Abstract

The article highlights the creative heritage of Neo-Latin poets who belonged to Ukrainian, Polish, Belarusan (Litvin) and Lithuanian literature, in particular the works of a priest, secretary of the Grand Duchy Chancellery and Bishop of Polotsk, public notary of the Apostolic Chancellery for the Grand Duchy of Lithuania, representative of the Renaissance Mykola Husovskyi (Latin – Nicolaus Hussovianus about 1470 –– after 1533) — Master of Rhetoric, later Doctor of Philosophy at the University of Bologna, primarily his epic poem «The Song of the Bison» or «The Song of the Appearance, Fury of the Bison and the Hunt for It» («Carmen de statura feritate ac venatione bisontis») commissioned by the Pope of the Roman Leo X Medici, traces the history of its writing in the context of contemporary literature, the appearance of a Latin-language monument in St.

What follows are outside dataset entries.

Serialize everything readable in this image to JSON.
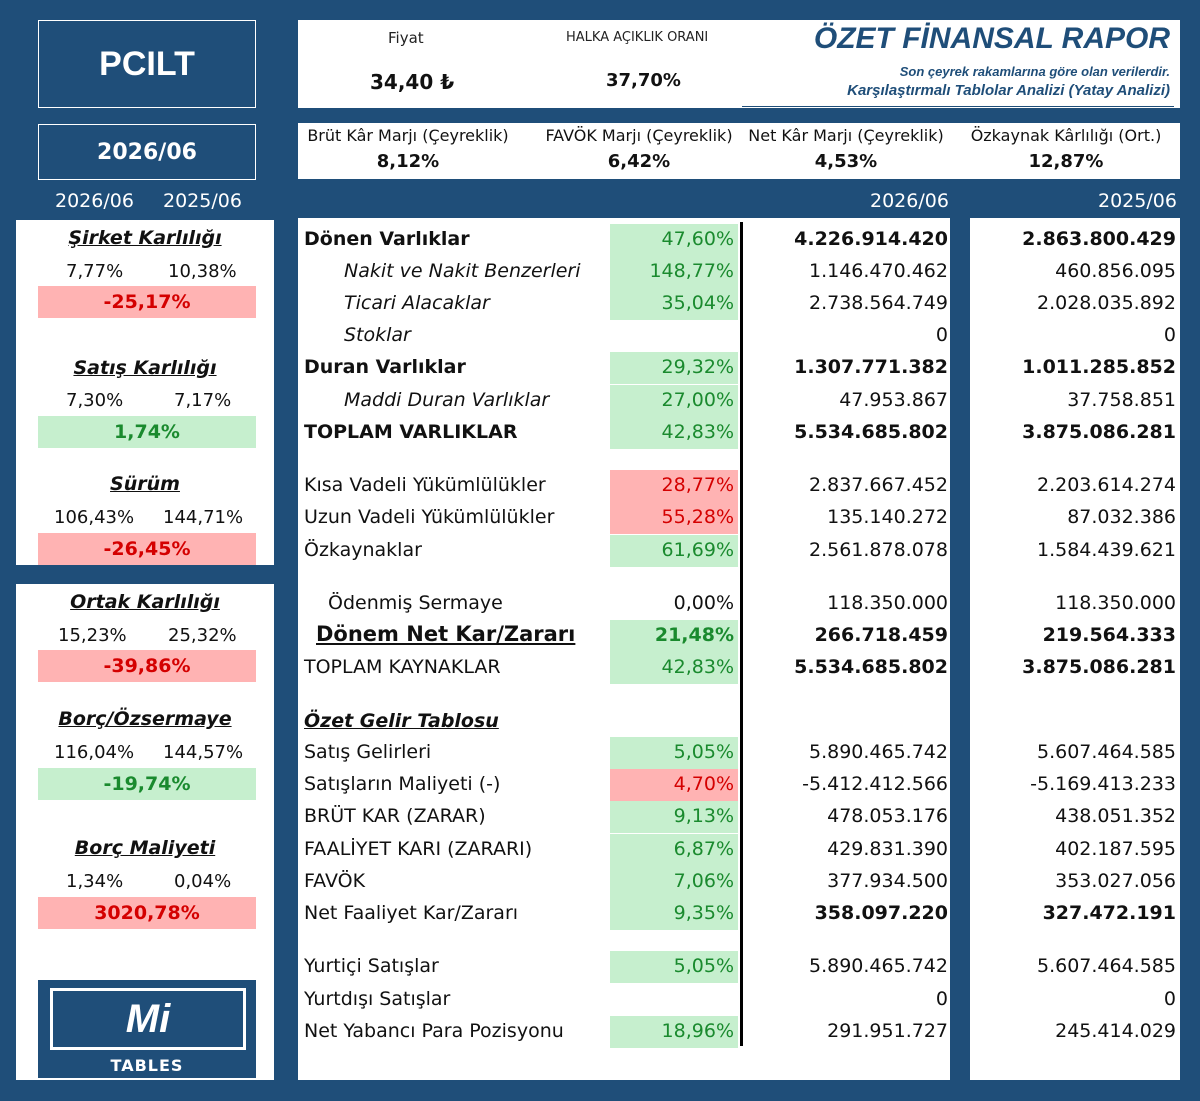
{
  "ticker": "PCILT",
  "period": "2026/06",
  "left_headers": [
    "2026/06",
    "2025/06"
  ],
  "price": {
    "label": "Fiyat",
    "value": "34,40 ₺"
  },
  "float": {
    "label": "HALKA AÇIKLIK ORANI",
    "value": "37,70%"
  },
  "report": {
    "title": "ÖZET FİNANSAL RAPOR",
    "line1": "Son çeyrek rakamlarına göre olan verilerdir.",
    "line2": "Karşılaştırmalı Tablolar Analizi (Yatay Analizi)"
  },
  "metrics": [
    {
      "label": "Brüt Kâr Marjı (Çeyreklik)",
      "value": "8,12%"
    },
    {
      "label": "FAVÖK Marjı (Çeyreklik)",
      "value": "6,42%"
    },
    {
      "label": "Net Kâr Marjı (Çeyreklik)",
      "value": "4,53%"
    },
    {
      "label": "Özkaynak Kârlılığı (Ort.)",
      "value": "12,87%"
    }
  ],
  "col_headers": [
    "2026/06",
    "2025/06"
  ],
  "ratios_card1": [
    {
      "title": "Şirket Karlılığı",
      "v1": "7,77%",
      "v2": "10,38%",
      "chg": "-25,17%",
      "sign": "neg"
    },
    {
      "title": "Satış Karlılığı",
      "v1": "7,30%",
      "v2": "7,17%",
      "chg": "1,74%",
      "sign": "pos"
    },
    {
      "title": "Sürüm",
      "v1": "106,43%",
      "v2": "144,71%",
      "chg": "-26,45%",
      "sign": "neg"
    }
  ],
  "ratios_card2": [
    {
      "title": "Ortak Karlılığı",
      "v1": "15,23%",
      "v2": "25,32%",
      "chg": "-39,86%",
      "sign": "neg"
    },
    {
      "title": "Borç/Özsermaye",
      "v1": "116,04%",
      "v2": "144,57%",
      "chg": "-19,74%",
      "sign": "pos"
    },
    {
      "title": "Borç Maliyeti",
      "v1": "1,34%",
      "v2": "0,04%",
      "chg": "3020,78%",
      "sign": "neg"
    }
  ],
  "rows": [
    {
      "label": "Dönen Varlıklar",
      "pct": "47,60%",
      "v1": "4.226.914.420",
      "v2": "2.863.800.429"
    },
    {
      "label": "Nakit ve Nakit Benzerleri",
      "pct": "148,77%",
      "v1": "1.146.470.462",
      "v2": "460.856.095"
    },
    {
      "label": "Ticari Alacaklar",
      "pct": "35,04%",
      "v1": "2.738.564.749",
      "v2": "2.028.035.892"
    },
    {
      "label": "Stoklar",
      "pct": "",
      "v1": "0",
      "v2": "0"
    },
    {
      "label": "Duran Varlıklar",
      "pct": "29,32%",
      "v1": "1.307.771.382",
      "v2": "1.011.285.852"
    },
    {
      "label": "Maddi Duran Varlıklar",
      "pct": "27,00%",
      "v1": "47.953.867",
      "v2": "37.758.851"
    },
    {
      "label": "TOPLAM VARLIKLAR",
      "pct": "42,83%",
      "v1": "5.534.685.802",
      "v2": "3.875.086.281"
    },
    {
      "label": "Kısa Vadeli Yükümlülükler",
      "pct": "28,77%",
      "v1": "2.837.667.452",
      "v2": "2.203.614.274"
    },
    {
      "label": "Uzun Vadeli Yükümlülükler",
      "pct": "55,28%",
      "v1": "135.140.272",
      "v2": "87.032.386"
    },
    {
      "label": "Özkaynaklar",
      "pct": "61,69%",
      "v1": "2.561.878.078",
      "v2": "1.584.439.621"
    },
    {
      "label": "Ödenmiş Sermaye",
      "pct": "0,00%",
      "v1": "118.350.000",
      "v2": "118.350.000"
    },
    {
      "label": "Dönem Net Kar/Zararı",
      "pct": "21,48%",
      "v1": "266.718.459",
      "v2": "219.564.333"
    },
    {
      "label": "TOPLAM KAYNAKLAR",
      "pct": "42,83%",
      "v1": "5.534.685.802",
      "v2": "3.875.086.281"
    },
    {
      "label": "Özet Gelir Tablosu",
      "pct": "",
      "v1": "",
      "v2": ""
    },
    {
      "label": "Satış Gelirleri",
      "pct": "5,05%",
      "v1": "5.890.465.742",
      "v2": "5.607.464.585"
    },
    {
      "label": "Satışların Maliyeti (-)",
      "pct": "4,70%",
      "v1": "-5.412.412.566",
      "v2": "-5.169.413.233"
    },
    {
      "label": "BRÜT KAR (ZARAR)",
      "pct": "9,13%",
      "v1": "478.053.176",
      "v2": "438.051.352"
    },
    {
      "label": "FAALİYET KARI (ZARARI)",
      "pct": "6,87%",
      "v1": "429.831.390",
      "v2": "402.187.595"
    },
    {
      "label": "FAVÖK",
      "pct": "7,06%",
      "v1": "377.934.500",
      "v2": "353.027.056"
    },
    {
      "label": "Net Faaliyet Kar/Zararı",
      "pct": "9,35%",
      "v1": "358.097.220",
      "v2": "327.472.191"
    },
    {
      "label": "Yurtiçi Satışlar",
      "pct": "5,05%",
      "v1": "5.890.465.742",
      "v2": "5.607.464.585"
    },
    {
      "label": "Yurtdışı Satışlar",
      "pct": "",
      "v1": "0",
      "v2": "0"
    },
    {
      "label": "Net Yabancı Para Pozisyonu",
      "pct": "18,96%",
      "v1": "291.951.727",
      "v2": "245.414.029"
    }
  ],
  "logo": {
    "mark": "Mi",
    "text": "TABLES"
  }
}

Petersburg (1853) and Krakow (1894; with a foreword and comments by J. Pelchar) and later receptions and translations (V. Maslyuk, A. Sodomora etc.). The subject of analysis was the re-singing of this work by A. Kychynskyi, the motives that motivated the poet to such a work, the history of the writing of this re-singing. He used a modernized modernized elegiac couplet with a dactylic foot (a type of hexameter with a pentamnet), which in European poetry changed its structure to a five-six-foot dactyl with alternating stressed and unstressed syllables while preserving ascending and descending melody, intonation and syntactic completeness. In the interpretation of Mykola Husovskyi, the bull appeared as the embodiment of courage, a symbol of hard work and a powerful welcoming force, conveyed in a monumental portrait of a proud animal, in his innate character, which corresponds to the mentality of the Polish pike: «The bison, although a beast, is a warrior in his zeal, / Because he recognizes only a fair victory». A. Kychynskyi in his retelling of «The Song of the Bison» preserved the compositional and semantic features of the arbitrary author’s version of the sample while preserving the Renaissance flavor, the principles of the natural (forest) man, the heroic rank and the state beliefs of the time of Prince Vytautas (1392–1430), who represented a charismatic statesman , the defender of Christianity, capable of resisting the Horde and Muscovy. The author of the re-singing achieved the semantic adequacy of Mykola Husovskyi’s work.